To get the tables listed in the Gadget Generation tool you have to extensively use the Hive Script to complete the following 3 steps:
Create a Hive table reference for the Casandra data stream to which data is pushed from ESB in my case.
CREATE EXTERNAL TABLE IF NOT EXISTS CREDITTABLE(
payload_creditkey STRING, payload_creditFlag STRING, payload_version STRING) STORED BY
'org.apache.hadoop.hive.cassandra.CassandraStorageHandler' WITH SERDEPROPERTIES ( "cassandra.host" = "127.0.0.1" ,
"cassandra.port" = "9163" , "cassandra.ks.name" = "EVENT_KS" , "cassandra.ks.username" = "admin" , "cassandra.ks.password" = "admin" ,
"cassandra.cf.name" = "firstStream" , "cassandra.columns.mapping" = ":key,payload_k1-constant, Version" );
Using Hive script create a H2 RDBMS script and reference to which I would be copying my data from the Casandra stream.
CREATE EXTERNAL TABLE IF NOT EXISTS CREDITTABLEh2summary(
creditFlg STRING,
verSion STRING
)
STORED BY
'org.wso2.carbon.hadoop.hive.jdbc.storage.JDBCStorageHandler'
TBLPROPERTIES (
'mapred.jdbc.driver.class' = 'org.h2.Driver' ,
'mapred.jdbc.url' = 'jdbc:h2:C:/wso2bam-2.2.0/repository/samples/database/BAM_STATS_DB' ,
'mapred.jdbc.username' = 'wso2carbon' ,
'mapred.jdbc.password' = 'wso2carbon' ,
'hive.jdbc.update.on.duplicate' = 'true' ,
'hive.jdbc.primary.key.fields' = 'creditFlg' ,
'hive.jdbc.table.create.query' = 'CREATE TABLE CREDITTABLE_newh2(creditFlg VARCHAR(100), version VARCHAR(100))' );
Write a Hive query using which data would be copied from Casandra to H2[RDBMS]
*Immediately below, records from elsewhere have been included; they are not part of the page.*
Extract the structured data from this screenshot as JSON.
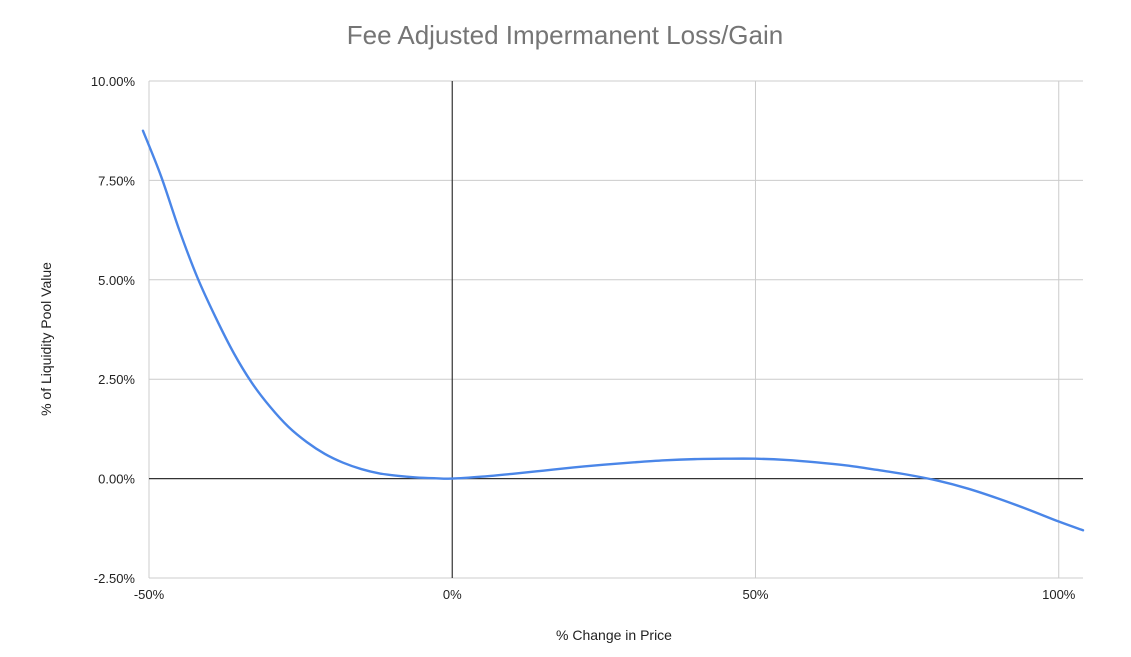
{
  "chart_data": {
    "type": "line",
    "title": "Fee Adjusted Impermanent Loss/Gain",
    "xlabel": "% Change in Price",
    "ylabel": "% of Liquidity Pool Value",
    "xlim": [
      -50,
      104
    ],
    "ylim": [
      -2.5,
      10
    ],
    "x_ticks": [
      {
        "value": -50,
        "label": "-50%"
      },
      {
        "value": 0,
        "label": "0%"
      },
      {
        "value": 50,
        "label": "50%"
      },
      {
        "value": 100,
        "label": "100%"
      }
    ],
    "y_ticks": [
      {
        "value": -2.5,
        "label": "-2.50%"
      },
      {
        "value": 0,
        "label": "0.00%"
      },
      {
        "value": 2.5,
        "label": "2.50%"
      },
      {
        "value": 5,
        "label": "5.00%"
      },
      {
        "value": 7.5,
        "label": "7.50%"
      },
      {
        "value": 10,
        "label": "10.00%"
      }
    ],
    "grid": true,
    "series": [
      {
        "color": "#4a86e8",
        "x": [
          -51,
          -48,
          -45,
          -42,
          -39,
          -36,
          -33,
          -30,
          -27,
          -24,
          -21,
          -18,
          -15,
          -12,
          -9,
          -6,
          -3,
          0,
          5,
          10,
          15,
          20,
          25,
          30,
          35,
          40,
          45,
          50,
          55,
          60,
          65,
          70,
          75,
          80,
          85,
          90,
          95,
          100,
          104
        ],
        "y": [
          8.75,
          7.6,
          6.25,
          5.05,
          4.05,
          3.15,
          2.4,
          1.8,
          1.3,
          0.92,
          0.62,
          0.4,
          0.24,
          0.13,
          0.07,
          0.03,
          0.01,
          0.0,
          0.05,
          0.12,
          0.2,
          0.28,
          0.35,
          0.41,
          0.46,
          0.49,
          0.5,
          0.5,
          0.47,
          0.41,
          0.33,
          0.22,
          0.1,
          -0.05,
          -0.25,
          -0.5,
          -0.78,
          -1.08,
          -1.3
        ]
      }
    ]
  }
}
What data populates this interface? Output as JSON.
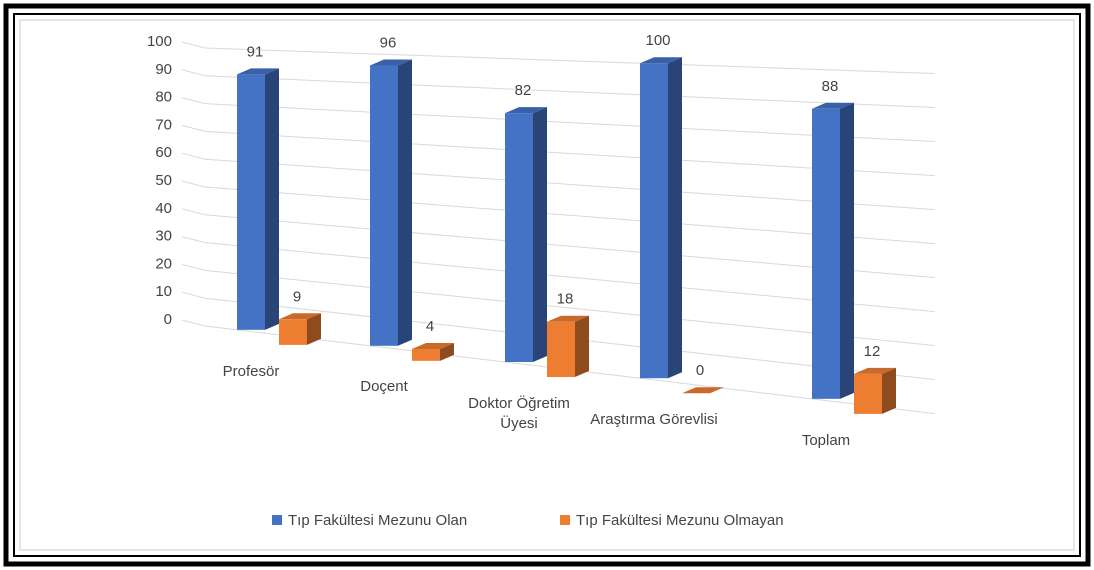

insert overwrite table CREDITTABLEh2summary select a.payload_creditFlag,a.payload_version from CREDITTABLE a;
On doing this I was able to see the table in the Gadget Generation tool however I also had to chage the referenc to the H2 Database to absolute in the JDBC URL value that I passed.
Observation:
Was wondering if the Gadget generation tool can directly point to the Casandra Stream without having to copy the tables to a RDBMS database.